The first change was to mountd. Here the code was changed to use the subject level of the request, rather than the object level of the directory. All traffic coming from the client was assured to be level 1 with the use of cipso mapping 1 = 1. To keep the return level at 1 nfs kernel code was changed. The line that moved the subject level to the current working level was deleted. This meant the incoming request level that was 1 was retained and also became the outgoing level. This change was in the nfs section of the kernel therefore, nfs was the only protocol to return the correct label over the interface. The server now returned the data to the client at level 1.
This allowed the data out of the server interface that was cipso mapped to level 1 and in the client interface that was also mapped to level 1. The incoming level was then remapped to level 0. The cipso map on the client being 0 = 1. The data was now on the client at a level usable to anyone who was defined in the wal.
The non wall defined user was not aware that level one data was present on the host system. When an undefined user attempted an ls command on the NFS mounted directory, the prompt returned without comment.

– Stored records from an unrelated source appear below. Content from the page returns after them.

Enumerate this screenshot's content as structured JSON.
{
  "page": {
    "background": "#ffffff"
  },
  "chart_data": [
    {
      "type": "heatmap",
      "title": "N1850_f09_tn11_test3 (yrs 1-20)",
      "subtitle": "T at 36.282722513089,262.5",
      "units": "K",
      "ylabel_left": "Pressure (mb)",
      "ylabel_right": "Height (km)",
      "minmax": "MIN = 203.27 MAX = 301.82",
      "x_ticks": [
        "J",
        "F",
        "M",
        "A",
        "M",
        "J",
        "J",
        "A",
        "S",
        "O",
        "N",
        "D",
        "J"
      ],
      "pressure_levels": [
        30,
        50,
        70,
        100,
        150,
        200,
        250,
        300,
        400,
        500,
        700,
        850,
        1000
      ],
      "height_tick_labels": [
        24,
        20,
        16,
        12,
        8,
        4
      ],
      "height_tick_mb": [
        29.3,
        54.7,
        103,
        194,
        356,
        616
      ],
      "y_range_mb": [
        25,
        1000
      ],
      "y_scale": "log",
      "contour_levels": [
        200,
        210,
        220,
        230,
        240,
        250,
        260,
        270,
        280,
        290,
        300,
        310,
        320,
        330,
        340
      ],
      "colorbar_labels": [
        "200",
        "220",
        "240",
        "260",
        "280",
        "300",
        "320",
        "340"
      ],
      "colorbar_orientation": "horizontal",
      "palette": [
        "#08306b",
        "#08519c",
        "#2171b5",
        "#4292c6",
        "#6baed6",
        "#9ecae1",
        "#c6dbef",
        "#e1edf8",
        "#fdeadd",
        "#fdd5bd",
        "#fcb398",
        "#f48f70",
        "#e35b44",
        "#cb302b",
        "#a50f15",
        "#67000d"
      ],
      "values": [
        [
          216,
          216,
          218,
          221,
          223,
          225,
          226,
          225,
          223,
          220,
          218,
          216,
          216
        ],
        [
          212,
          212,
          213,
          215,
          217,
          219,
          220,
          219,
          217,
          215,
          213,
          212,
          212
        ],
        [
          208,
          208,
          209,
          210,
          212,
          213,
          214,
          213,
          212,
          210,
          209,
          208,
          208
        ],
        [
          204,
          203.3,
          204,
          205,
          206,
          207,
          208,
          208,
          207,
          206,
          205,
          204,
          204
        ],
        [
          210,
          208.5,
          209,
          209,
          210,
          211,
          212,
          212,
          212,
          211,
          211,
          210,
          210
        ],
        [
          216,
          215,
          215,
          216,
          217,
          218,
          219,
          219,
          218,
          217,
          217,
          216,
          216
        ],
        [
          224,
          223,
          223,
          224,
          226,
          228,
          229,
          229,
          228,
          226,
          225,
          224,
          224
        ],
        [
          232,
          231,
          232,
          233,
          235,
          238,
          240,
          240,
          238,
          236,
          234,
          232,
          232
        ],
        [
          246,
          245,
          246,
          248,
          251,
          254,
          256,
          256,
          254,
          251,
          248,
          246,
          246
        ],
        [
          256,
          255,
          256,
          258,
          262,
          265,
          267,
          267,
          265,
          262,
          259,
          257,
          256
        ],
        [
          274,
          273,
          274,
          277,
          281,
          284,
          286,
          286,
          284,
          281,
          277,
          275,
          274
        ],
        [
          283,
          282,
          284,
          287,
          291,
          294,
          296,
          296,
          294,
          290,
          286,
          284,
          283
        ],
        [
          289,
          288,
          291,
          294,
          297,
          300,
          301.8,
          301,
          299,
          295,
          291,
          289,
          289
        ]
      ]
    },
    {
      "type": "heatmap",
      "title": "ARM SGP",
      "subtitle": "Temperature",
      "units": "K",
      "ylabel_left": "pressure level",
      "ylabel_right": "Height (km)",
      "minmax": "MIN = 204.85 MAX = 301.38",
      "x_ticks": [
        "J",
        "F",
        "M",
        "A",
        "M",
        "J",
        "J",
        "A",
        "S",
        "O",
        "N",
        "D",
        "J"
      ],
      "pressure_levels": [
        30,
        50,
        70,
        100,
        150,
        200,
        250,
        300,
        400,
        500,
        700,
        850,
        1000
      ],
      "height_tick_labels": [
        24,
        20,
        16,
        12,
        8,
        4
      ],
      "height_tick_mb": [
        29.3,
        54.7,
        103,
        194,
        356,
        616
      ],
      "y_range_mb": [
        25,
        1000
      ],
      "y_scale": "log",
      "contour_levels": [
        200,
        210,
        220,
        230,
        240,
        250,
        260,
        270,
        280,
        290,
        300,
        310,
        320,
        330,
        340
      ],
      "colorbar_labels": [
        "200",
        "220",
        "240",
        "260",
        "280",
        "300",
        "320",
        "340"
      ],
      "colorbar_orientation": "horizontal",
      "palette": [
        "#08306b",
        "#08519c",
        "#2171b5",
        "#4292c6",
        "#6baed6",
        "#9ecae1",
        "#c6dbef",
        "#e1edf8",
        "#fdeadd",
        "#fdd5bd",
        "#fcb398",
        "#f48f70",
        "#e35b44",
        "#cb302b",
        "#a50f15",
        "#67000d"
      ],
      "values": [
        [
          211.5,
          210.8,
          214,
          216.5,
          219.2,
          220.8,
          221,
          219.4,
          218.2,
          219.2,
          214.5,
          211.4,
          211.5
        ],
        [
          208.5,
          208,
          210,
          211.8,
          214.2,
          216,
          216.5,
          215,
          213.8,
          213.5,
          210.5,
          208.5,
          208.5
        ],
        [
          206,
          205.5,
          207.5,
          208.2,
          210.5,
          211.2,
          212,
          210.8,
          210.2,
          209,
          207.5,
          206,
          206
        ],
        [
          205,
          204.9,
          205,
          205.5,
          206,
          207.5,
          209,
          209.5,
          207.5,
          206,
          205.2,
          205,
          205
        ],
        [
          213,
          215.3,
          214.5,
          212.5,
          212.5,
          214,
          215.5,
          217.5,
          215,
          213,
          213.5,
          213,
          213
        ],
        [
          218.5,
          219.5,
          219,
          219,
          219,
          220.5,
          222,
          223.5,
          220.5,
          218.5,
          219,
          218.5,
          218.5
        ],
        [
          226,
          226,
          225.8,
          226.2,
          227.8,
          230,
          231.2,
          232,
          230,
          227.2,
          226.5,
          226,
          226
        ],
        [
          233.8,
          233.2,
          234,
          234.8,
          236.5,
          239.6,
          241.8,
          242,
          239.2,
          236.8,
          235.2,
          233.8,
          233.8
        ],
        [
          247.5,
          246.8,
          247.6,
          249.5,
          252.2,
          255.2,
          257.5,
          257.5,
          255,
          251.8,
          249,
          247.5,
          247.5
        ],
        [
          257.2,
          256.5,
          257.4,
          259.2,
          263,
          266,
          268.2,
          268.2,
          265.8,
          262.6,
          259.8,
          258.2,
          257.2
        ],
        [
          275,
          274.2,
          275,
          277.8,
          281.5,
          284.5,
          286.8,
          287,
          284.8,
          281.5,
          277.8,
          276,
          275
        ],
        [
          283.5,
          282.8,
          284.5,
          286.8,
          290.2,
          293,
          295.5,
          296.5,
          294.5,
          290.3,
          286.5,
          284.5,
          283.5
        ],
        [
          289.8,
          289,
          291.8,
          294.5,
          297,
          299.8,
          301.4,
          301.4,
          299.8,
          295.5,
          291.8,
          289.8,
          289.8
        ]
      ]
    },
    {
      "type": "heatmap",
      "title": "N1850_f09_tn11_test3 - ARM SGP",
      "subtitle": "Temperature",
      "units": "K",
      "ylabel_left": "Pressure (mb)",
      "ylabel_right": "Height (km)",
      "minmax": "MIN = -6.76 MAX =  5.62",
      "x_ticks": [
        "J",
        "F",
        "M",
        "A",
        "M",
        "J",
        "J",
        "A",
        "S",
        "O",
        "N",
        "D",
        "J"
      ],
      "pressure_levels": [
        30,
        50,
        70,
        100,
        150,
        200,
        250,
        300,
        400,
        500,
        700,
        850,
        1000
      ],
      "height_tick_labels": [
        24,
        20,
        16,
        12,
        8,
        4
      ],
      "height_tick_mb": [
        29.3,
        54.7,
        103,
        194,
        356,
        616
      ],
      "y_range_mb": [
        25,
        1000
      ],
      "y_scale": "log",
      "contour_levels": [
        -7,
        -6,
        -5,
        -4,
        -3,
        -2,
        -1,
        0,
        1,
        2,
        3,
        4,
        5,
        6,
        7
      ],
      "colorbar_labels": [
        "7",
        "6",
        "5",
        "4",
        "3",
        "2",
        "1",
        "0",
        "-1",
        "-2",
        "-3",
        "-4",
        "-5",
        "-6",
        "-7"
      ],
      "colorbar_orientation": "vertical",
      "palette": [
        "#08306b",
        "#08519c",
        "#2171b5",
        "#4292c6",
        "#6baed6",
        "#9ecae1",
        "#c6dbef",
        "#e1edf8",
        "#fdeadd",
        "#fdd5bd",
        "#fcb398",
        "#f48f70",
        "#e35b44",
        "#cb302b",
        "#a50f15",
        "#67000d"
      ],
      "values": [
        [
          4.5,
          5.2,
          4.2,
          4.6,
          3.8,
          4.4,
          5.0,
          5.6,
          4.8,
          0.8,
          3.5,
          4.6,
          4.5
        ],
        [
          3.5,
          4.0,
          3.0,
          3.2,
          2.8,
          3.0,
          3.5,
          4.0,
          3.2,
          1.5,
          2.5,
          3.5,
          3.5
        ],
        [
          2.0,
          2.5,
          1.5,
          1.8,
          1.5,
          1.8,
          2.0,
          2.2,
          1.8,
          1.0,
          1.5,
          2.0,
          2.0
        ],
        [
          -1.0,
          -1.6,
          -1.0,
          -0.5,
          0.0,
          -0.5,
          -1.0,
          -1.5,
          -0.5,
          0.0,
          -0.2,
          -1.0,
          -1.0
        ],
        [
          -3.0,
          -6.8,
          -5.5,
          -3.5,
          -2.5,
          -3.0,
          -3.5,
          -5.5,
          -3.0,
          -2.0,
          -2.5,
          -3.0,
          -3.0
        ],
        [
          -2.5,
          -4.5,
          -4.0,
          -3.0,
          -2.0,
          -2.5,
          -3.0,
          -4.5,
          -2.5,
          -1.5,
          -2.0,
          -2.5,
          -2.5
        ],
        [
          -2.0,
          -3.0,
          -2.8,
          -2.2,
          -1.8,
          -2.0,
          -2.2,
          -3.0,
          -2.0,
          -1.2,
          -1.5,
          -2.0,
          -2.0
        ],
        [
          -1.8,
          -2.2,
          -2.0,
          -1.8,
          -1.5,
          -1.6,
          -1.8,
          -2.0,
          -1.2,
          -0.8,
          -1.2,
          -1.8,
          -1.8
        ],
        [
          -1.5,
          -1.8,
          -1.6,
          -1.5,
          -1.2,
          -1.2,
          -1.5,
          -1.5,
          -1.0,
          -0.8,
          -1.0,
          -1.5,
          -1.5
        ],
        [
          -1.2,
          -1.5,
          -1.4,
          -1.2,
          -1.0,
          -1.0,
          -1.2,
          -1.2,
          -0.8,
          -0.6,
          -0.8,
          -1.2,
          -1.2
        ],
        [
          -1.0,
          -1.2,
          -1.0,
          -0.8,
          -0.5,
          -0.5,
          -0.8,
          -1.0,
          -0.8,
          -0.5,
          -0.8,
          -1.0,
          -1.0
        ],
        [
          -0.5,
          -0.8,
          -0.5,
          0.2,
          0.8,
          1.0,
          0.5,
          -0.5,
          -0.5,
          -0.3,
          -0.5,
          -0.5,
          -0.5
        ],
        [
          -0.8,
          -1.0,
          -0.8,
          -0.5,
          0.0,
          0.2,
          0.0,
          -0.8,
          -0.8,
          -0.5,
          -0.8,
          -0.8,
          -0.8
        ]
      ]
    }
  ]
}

In this manner the undefined user was unaware of the NFS mounted directory. If the undefined user attempted to cd to the NFS mounted directory, the prompt returned without comment. Once again this user was unaware of a security violation. The security log was dumped and the violations were verified.
The users and all of the file systems remained defined at level zero. There was no change for the users and down time was kept to just a reboot. The network was protected on both the server and client sides at level 1. No network traffic other than the "fixed" NFS could traverse the network.
Conclusion
The "One-Way Wire" implementation has proven to be quite successful in meeting the timeliness requirements for creating and disseminating oceanographic forecast products to the fleet while maintaining the necessary security protection. Since the UNIX operational scripts were developed and checked out, the data transferal operation has become transparent in its ease of use. In addition to the WSC, others using the classified system have gained access to data previously unavailable. The system has been accredited by the NAVOCEANO Commanding Officer who is the Designated
Approval Authority (DAA) and was recently surveyed by the Defense Information Security Agency (DISA) for certification.
Acknowledgment
The authors would like to recognize Orvin Tobiason of Cray Research and Jesse Pollard of Northrop Gruman Data Systems for their hard work in helping create the "One-Way Wire". We also wish to thank LCDR Charles D. (Bud) Dailey and Joseph Stinus of the NAVOCEANO Warfighting Support Center for their assistance in preparing this paper.